The price hike marks the first such increase in four years [2]. It signals the domestic impact of escalating geopolitical tensions in West Asia, which have disrupted global energy supplies and pushed crude oil costs to critical levels.

The Union Petroleum Minister said the adjustment follows a surge in global crude-oil prices, which have climbed above $100 per barrel [3, 4]. The price volatility is attributed to the ongoing conflict between the U.S. and Iran, as well as the blockade of the Strait of Hormuz [4, 5]. These factors have severely restricted the flow of oil from one of the world's most vital maritime corridors.

Government officials said that India has avoided a larger fuel crisis despite the instability [6]. While the domestic increase was limited to Rs 3 [1], some other countries have seen fuel price surges of up to 100% [7].

The decision to raise prices reflects the challenge of maintaining energy security while facing external supply shocks.

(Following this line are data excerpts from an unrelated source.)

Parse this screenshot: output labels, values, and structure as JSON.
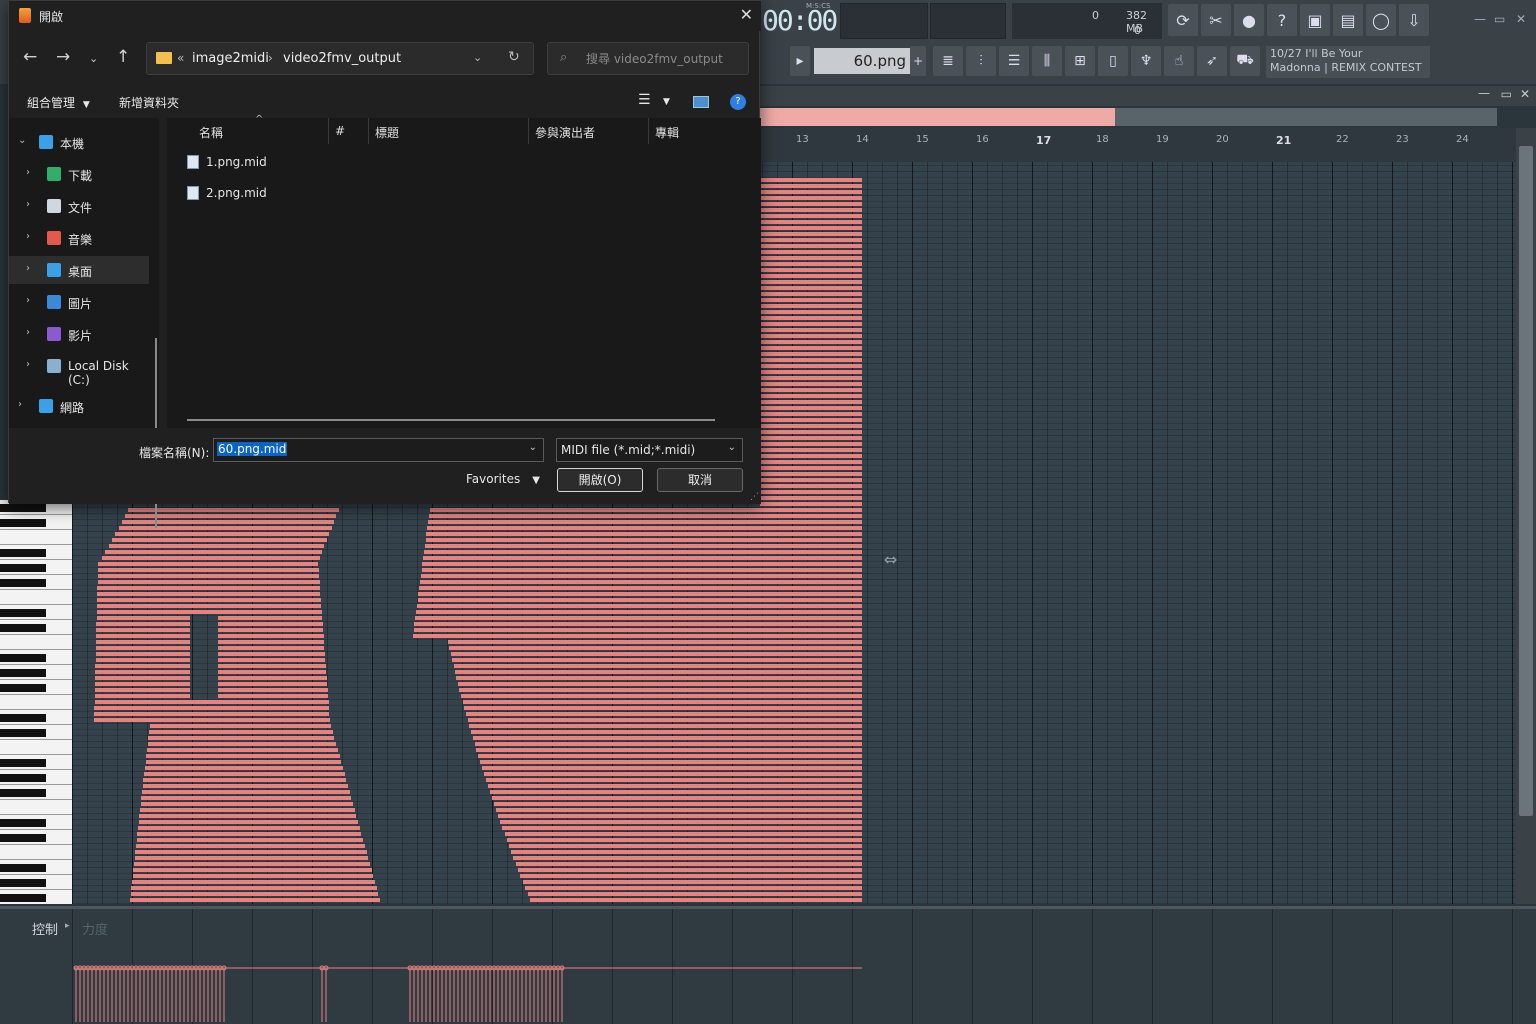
{
  "dialog": {
    "title": "開啟",
    "breadcrumb": [
      "image2midi",
      "video2fmv_output"
    ],
    "breadcrumb_prefix": "«",
    "search_placeholder": "搜尋 video2fmv_output",
    "commands": {
      "organize": "組合管理",
      "new_folder": "新增資料夾"
    },
    "nav": [
      {
        "label": "本機",
        "icon": "computer-icon",
        "expanded": true
      },
      {
        "label": "下載",
        "icon": "download-icon"
      },
      {
        "label": "文件",
        "icon": "document-icon"
      },
      {
        "label": "音樂",
        "icon": "music-icon"
      },
      {
        "label": "桌面",
        "icon": "desktop-icon",
        "selected": true
      },
      {
        "label": "圖片",
        "icon": "pictures-icon"
      },
      {
        "label": "影片",
        "icon": "videos-icon"
      },
      {
        "label": "Local Disk (C:)",
        "icon": "drive-icon"
      },
      {
        "label": "網路",
        "icon": "network-icon"
      }
    ],
    "columns": [
      "名稱",
      "#",
      "標題",
      "參與演出者",
      "專輯"
    ],
    "files": [
      "1.png.mid",
      "2.png.mid"
    ],
    "filename_label": "檔案名稱(N):",
    "filename_value": "60.png.mid",
    "filetype_value": "MIDI file (*.mid;*.midi)",
    "favorites_label": "Favorites",
    "open_label": "開啟(O)",
    "cancel_label": "取消"
  },
  "fl": {
    "time": "00:00",
    "time_mode": "M:S:CS",
    "memory": "382 MB",
    "cpu": "0",
    "polyphony": "0",
    "pattern": "60.png",
    "news_line1": "10/27  I'll Be Your",
    "news_line2": "Madonna | REMIX CONTEST",
    "control_label": "控制",
    "param_label": "力度",
    "ruler": [
      {
        "n": "13",
        "major": false
      },
      {
        "n": "14",
        "major": false
      },
      {
        "n": "15",
        "major": false
      },
      {
        "n": "16",
        "major": false
      },
      {
        "n": "17",
        "major": true
      },
      {
        "n": "18",
        "major": false
      },
      {
        "n": "19",
        "major": false
      },
      {
        "n": "20",
        "major": false
      },
      {
        "n": "21",
        "major": true
      },
      {
        "n": "22",
        "major": false
      },
      {
        "n": "23",
        "major": false
      },
      {
        "n": "24",
        "major": false
      }
    ],
    "note_color": "#e8827f",
    "accent_blue": "#0a64c8"
  }
}
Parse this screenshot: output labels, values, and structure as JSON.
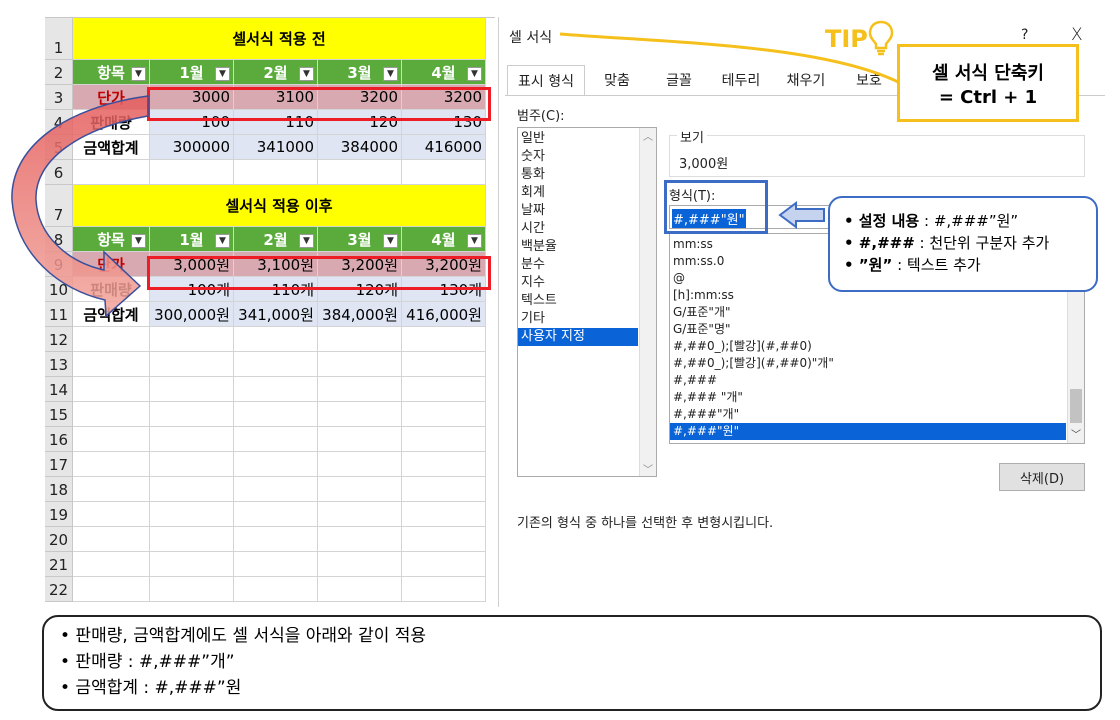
{
  "sheet": {
    "rows": [
      "1",
      "2",
      "3",
      "4",
      "5",
      "6",
      "7",
      "8",
      "9",
      "10",
      "11",
      "12",
      "13",
      "14",
      "15",
      "16",
      "17",
      "18",
      "19",
      "20",
      "21",
      "22"
    ],
    "before": {
      "title": "셀서식 적용 전",
      "headers": [
        "항목",
        "1월",
        "2월",
        "3월",
        "4월"
      ],
      "rows": [
        [
          "단가",
          "3000",
          "3100",
          "3200",
          "3200"
        ],
        [
          "판매량",
          "100",
          "110",
          "120",
          "130"
        ],
        [
          "금액합계",
          "300000",
          "341000",
          "384000",
          "416000"
        ]
      ]
    },
    "after": {
      "title": "셀서식 적용 이후",
      "headers": [
        "항목",
        "1월",
        "2월",
        "3월",
        "4월"
      ],
      "rows": [
        [
          "단가",
          "3,000원",
          "3,100원",
          "3,200원",
          "3,200원"
        ],
        [
          "판매량",
          "100개",
          "110개",
          "120개",
          "130개"
        ],
        [
          "금액합계",
          "300,000원",
          "341,000원",
          "384,000원",
          "416,000원"
        ]
      ]
    },
    "colors": {
      "title_bg": "#ffff00",
      "header_bg": "#5aab3c",
      "value_bg": "#dfe5f3",
      "highlight_bg": "#d9a9b1",
      "accent_red": "#ee1c24"
    }
  },
  "dialog": {
    "title": "셀 서식",
    "help": "?",
    "close": "X",
    "tabs": [
      "표시 형식",
      "맞춤",
      "글꼴",
      "테두리",
      "채우기",
      "보호"
    ],
    "category_label": "범주(C):",
    "categories": [
      "일반",
      "숫자",
      "통화",
      "회계",
      "날짜",
      "시간",
      "백분율",
      "분수",
      "지수",
      "텍스트",
      "기타",
      "사용자 지정"
    ],
    "selected_category": "사용자 지정",
    "preview_label": "보기",
    "preview_value": "3,000원",
    "format_label": "형식(T):",
    "format_value": "#,###\"원\"",
    "formats": [
      "mm:ss",
      "mm:ss.0",
      "@",
      "[h]:mm:ss",
      "G/표준\"개\"",
      "G/표준\"명\"",
      "#,##0_);[빨강](#,##0)",
      "#,##0_);[빨강](#,##0)\"개\"",
      "#,###",
      "#,### \"개\"",
      "#,###\"개\"",
      "#,###\"원\""
    ],
    "selected_format": "#,###\"원\"",
    "delete_button": "삭제(D)",
    "description": "기존의 형식 중 하나를 선택한 후 변형시킵니다."
  },
  "tip": {
    "label": "TIP",
    "box_title": "셀 서식 단축키",
    "box_value": "= Ctrl + 1"
  },
  "callout": {
    "items": [
      {
        "bold": "설정 내용",
        "text": " : #,###”원”"
      },
      {
        "bold": "#,###",
        "text": " : 천단위 구분자 추가"
      },
      {
        "bold": "”원”",
        "text": " : 텍스트 추가"
      }
    ]
  },
  "note": {
    "lines": [
      "• 판매량, 금액합계에도 셀 서식을 아래와 같이 적용",
      "• 판매량 : #,###”개”",
      "• 금액합계 : #,###”원"
    ]
  }
}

The blockade of the Strait of Hormuz has created a bottleneck that affects oil-importing nations globally, forcing governments to choose between absorbing the cost or passing it to consumers.

Oil companies said the hike was a necessary response to the rising cost of procurement [2]. The government continues to monitor the situation in West Asia to determine if further adjustments will be required as the conflict evolves [4, 5].

Petrol and diesel prices were increased by Rs 3 per litre each.

The price hike reflects India's vulnerability to geopolitical instability in the Middle East, particularly regarding the Strait of Hormuz. By implementing a modest increase compared to the 100% surges seen in other nations, the Indian government is attempting to balance fiscal stability with public affordability during a period of extreme global market volatility.